The finger of blame was pointed at Pakistan for India’s terror threats, but will anything change?

 

In a recent counter-terrorism conference held in Jaipur, India, Union Home Minister, Rajnath Singh, said that the majority of the terror threats on India originate from terrorists operating in Pakistan.

Mr Singh went on to say that New Delhi, India’s capital and political powerhouse will stand by and work with Pakistan’s capital, Islamabad to strike down any potential threats to India and take ‘decisive action’ if required.

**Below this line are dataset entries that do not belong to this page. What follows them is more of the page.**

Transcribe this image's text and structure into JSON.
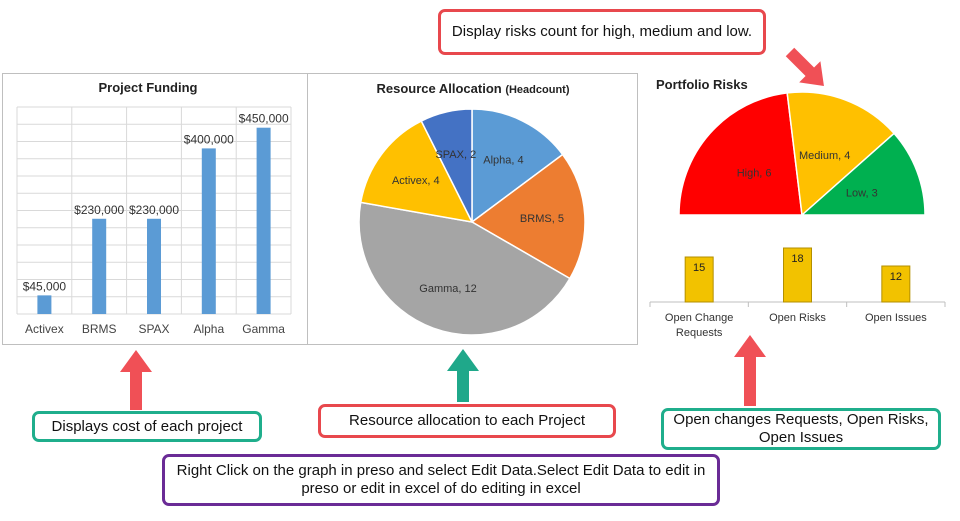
{
  "callouts": {
    "risks_note": "Display risks count for high, medium and low.",
    "funding_note": "Displays cost of each project",
    "resource_note": "Resource allocation to each Project",
    "open_items_note": "Open changes Requests, Open Risks, Open Issues",
    "edit_note": "Right Click on the graph in preso and select Edit Data.Select Edit Data to edit in preso or edit in excel of do editing in excel"
  },
  "colors": {
    "bar_blue": "#5b9bd5",
    "red_arrow": "#f05056",
    "green_arrow": "#1fa88a",
    "risk_high": "#ff0000",
    "risk_medium": "#ffc000",
    "risk_low": "#00b050",
    "open_bar": "#f2c200"
  },
  "chart_data": [
    {
      "type": "bar",
      "title": "Project Funding",
      "categories": [
        "Activex",
        "BRMS",
        "SPAX",
        "Alpha",
        "Gamma"
      ],
      "values": [
        45000,
        230000,
        230000,
        400000,
        450000
      ],
      "data_labels": [
        "$45,000",
        "$230,000",
        "$230,000",
        "$400,000",
        "$450,000"
      ],
      "ylim": [
        0,
        500000
      ],
      "grid": true
    },
    {
      "type": "pie",
      "title": "Resource Allocation",
      "title_suffix": "(Headcount)",
      "slices": [
        {
          "label": "Alpha, 4",
          "value": 4,
          "color": "#5b9bd5"
        },
        {
          "label": "BRMS, 5",
          "value": 5,
          "color": "#ed7d31"
        },
        {
          "label": "Gamma, 12",
          "value": 12,
          "color": "#a5a5a5"
        },
        {
          "label": "Activex, 4",
          "value": 4,
          "color": "#ffc000"
        },
        {
          "label": "SPAX, 2",
          "value": 2,
          "color": "#4472c4"
        }
      ]
    },
    {
      "type": "pie",
      "title": "Portfolio Risks",
      "subtype": "half-donut gauge",
      "slices": [
        {
          "label": "High, 6",
          "value": 6,
          "color": "#ff0000"
        },
        {
          "label": "Medium, 4",
          "value": 4,
          "color": "#ffc000"
        },
        {
          "label": "Low, 3",
          "value": 3,
          "color": "#00b050"
        }
      ]
    },
    {
      "type": "bar",
      "categories": [
        "Open Change Requests",
        "Open Risks",
        "Open Issues"
      ],
      "category_lines": [
        [
          "Open Change",
          "Requests"
        ],
        [
          "Open Risks"
        ],
        [
          "Open Issues"
        ]
      ],
      "values": [
        15,
        18,
        12
      ],
      "data_labels": [
        "15",
        "18",
        "12"
      ],
      "ylim": [
        0,
        20
      ]
    }
  ]
}
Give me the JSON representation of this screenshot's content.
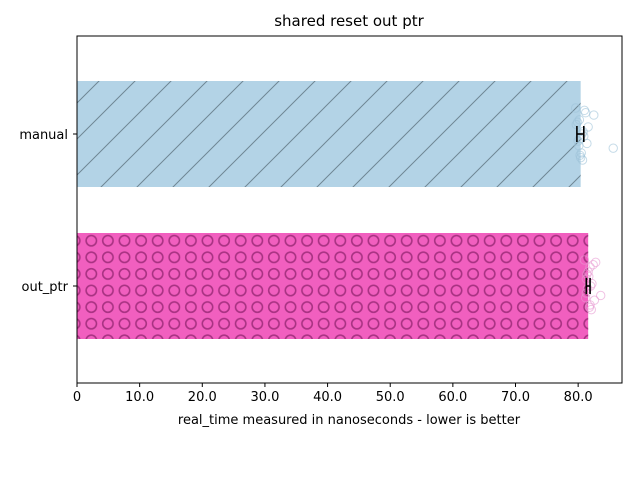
{
  "chart_data": {
    "type": "bar",
    "orientation": "horizontal",
    "title": "shared reset out ptr",
    "xlabel": "real_time measured in nanoseconds - lower is better",
    "ylabel": "",
    "categories": [
      "manual",
      "out_ptr"
    ],
    "values": [
      80.4,
      81.6
    ],
    "error_bars": [
      {
        "low": 79.8,
        "high": 80.9
      },
      {
        "low": 81.3,
        "high": 81.9
      }
    ],
    "samples": [
      [
        79.6,
        80.0,
        80.2,
        80.5,
        80.8,
        81.0,
        81.4,
        79.9,
        80.3,
        80.6,
        81.2,
        80.1,
        79.7,
        80.4,
        80.9,
        82.5,
        85.6,
        81.6,
        80.7,
        80.2
      ],
      [
        81.0,
        81.3,
        81.6,
        81.9,
        82.2,
        82.8,
        83.6,
        81.4,
        81.8,
        82.0,
        82.4,
        81.2,
        81.7,
        82.1,
        81.5,
        81.9,
        82.6,
        81.3
      ]
    ],
    "xlim": [
      0,
      87
    ],
    "xticks": [
      "0",
      "10.0",
      "20.0",
      "30.0",
      "40.0",
      "50.0",
      "60.0",
      "70.0",
      "80.0"
    ],
    "xtick_values": [
      0,
      10,
      20,
      30,
      40,
      50,
      60,
      70,
      80
    ],
    "grid": false,
    "legend": "none",
    "colors": {
      "manual": "#b3d3e6",
      "manual_hatch": "#6f8795",
      "out_ptr": "#f15fbf",
      "out_ptr_hatch": "#a83282",
      "manual_points": "#9fc3d8",
      "out_ptr_points": "#e89ad2"
    }
  }
}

India’s Foreign Secretary S. Jaishankar, who also addressed the conference in Jaipur last week, urged the international community to step up and ‘name and shame’ those organisations known to be involved with and supporting terrorist activities. He stated that: ‘Tolerance of terrorism must be frankly exposed. Naming and shaming of perpetrators, supporters of terrorism must be carried out relentlessly’.

Mr Jaishankar then went on to say that India and Pakistan were in regular contact with each other and that communication was strong between the foreign secretaries and national security advisors to discuss possible methods of quashing future attacks. In the light of the recent Pathankot airbase attack, launched on the 2nd of January on part of the Western Air Command of the Indian Air Force in which six soldiers were killed, he said that India has provided Pakistan with all the necessary evidence required to investigate the matter further.

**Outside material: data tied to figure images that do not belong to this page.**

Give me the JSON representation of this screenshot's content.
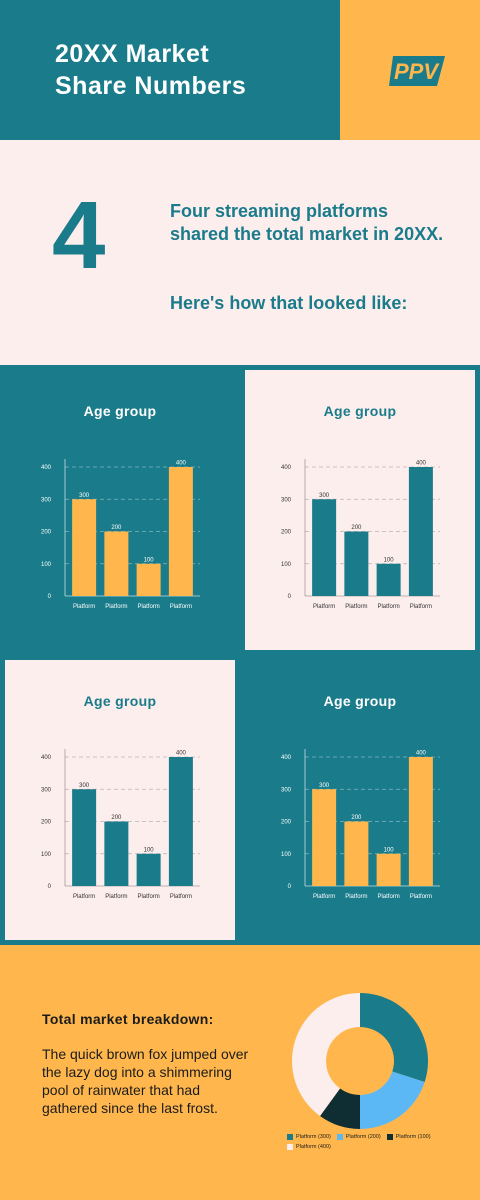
{
  "header": {
    "title_line1": "20XX Market",
    "title_line2": "Share Numbers",
    "logo_text": "PPV"
  },
  "intro": {
    "number": "4",
    "text": "Four streaming platforms shared the total market in 20XX.",
    "subtext": "Here's how that looked like:"
  },
  "colors": {
    "teal": "#1a7b8a",
    "orange": "#ffb74d",
    "light": "#fdeeee",
    "blue": "#5bb8f5",
    "dark": "#0f2e33"
  },
  "chart_data": [
    {
      "type": "bar",
      "title": "Age group",
      "categories": [
        "Platform",
        "Platform",
        "Platform",
        "Platform"
      ],
      "values": [
        300,
        200,
        100,
        400
      ],
      "ylim": [
        0,
        400
      ],
      "yticks": [
        0,
        100,
        200,
        300,
        400
      ],
      "grid": true,
      "bar_color": "#ffb74d",
      "background": "#1a7b8a"
    },
    {
      "type": "bar",
      "title": "Age group",
      "categories": [
        "Platform",
        "Platform",
        "Platform",
        "Platform"
      ],
      "values": [
        300,
        200,
        100,
        400
      ],
      "ylim": [
        0,
        400
      ],
      "yticks": [
        0,
        100,
        200,
        300,
        400
      ],
      "grid": true,
      "bar_color": "#1a7b8a",
      "background": "#fdeeee"
    },
    {
      "type": "bar",
      "title": "Age group",
      "categories": [
        "Platform",
        "Platform",
        "Platform",
        "Platform"
      ],
      "values": [
        300,
        200,
        100,
        400
      ],
      "ylim": [
        0,
        400
      ],
      "yticks": [
        0,
        100,
        200,
        300,
        400
      ],
      "grid": true,
      "bar_color": "#1a7b8a",
      "background": "#fdeeee"
    },
    {
      "type": "bar",
      "title": "Age group",
      "categories": [
        "Platform",
        "Platform",
        "Platform",
        "Platform"
      ],
      "values": [
        300,
        200,
        100,
        400
      ],
      "ylim": [
        0,
        400
      ],
      "yticks": [
        0,
        100,
        200,
        300,
        400
      ],
      "grid": true,
      "bar_color": "#ffb74d",
      "background": "#1a7b8a"
    },
    {
      "type": "pie",
      "title": "Total market breakdown:",
      "labels": [
        "Platform (300)",
        "Platform (200)",
        "Platform (100)",
        "Platform (400)"
      ],
      "values": [
        300,
        200,
        100,
        400
      ],
      "colors": [
        "#1a7b8a",
        "#5bb8f5",
        "#0f2e33",
        "#fdeeee"
      ],
      "donut": true,
      "legend": "bottom"
    }
  ],
  "bottom": {
    "title": "Total market breakdown:",
    "body": "The quick brown fox jumped over the lazy dog into a shimmering pool of rainwater that had gathered since the last frost."
  }
}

As the conference was nearing its conclusion, Mr Singh added the following:

‘Certain states in India still use terrorism as an instrument of their foreign policy’.

‘Most terror attacks on India emanate from Pakistan and so Pakistan has to show some sincerity and take concrete steps to rein in terror groups operating against India from its soil’.

‘The Government of India will of course stand by Pakistan if it takes decisive action against terrorists and their organisations … It will not only improve bilateral ties of the two countries which have been increasingly strained of late, but it will also bring peace and stability in the entire South Asian region’.

‘India has advanced intelligence input which will help our security agencies in neutralising the possible impact of future terrorist attacks’.

‘After the Pathankot terror attack, the government is reviewing its counter-terror strategy. We are now formulating an effective strategy which will help prevent such terror attacks in future’.

Mr Jaishankar also said that countering terrorism was an important imperative for Indian diplomacy today. He cited Bangladesh as a model for counter-terror cooperation, saying that they were cooperating fully with the Indian Government. ‘But the problem is bad guys think global while the good guys think local and sometimes departmental. We need to think of both to combat these threats effectively’ he concluded.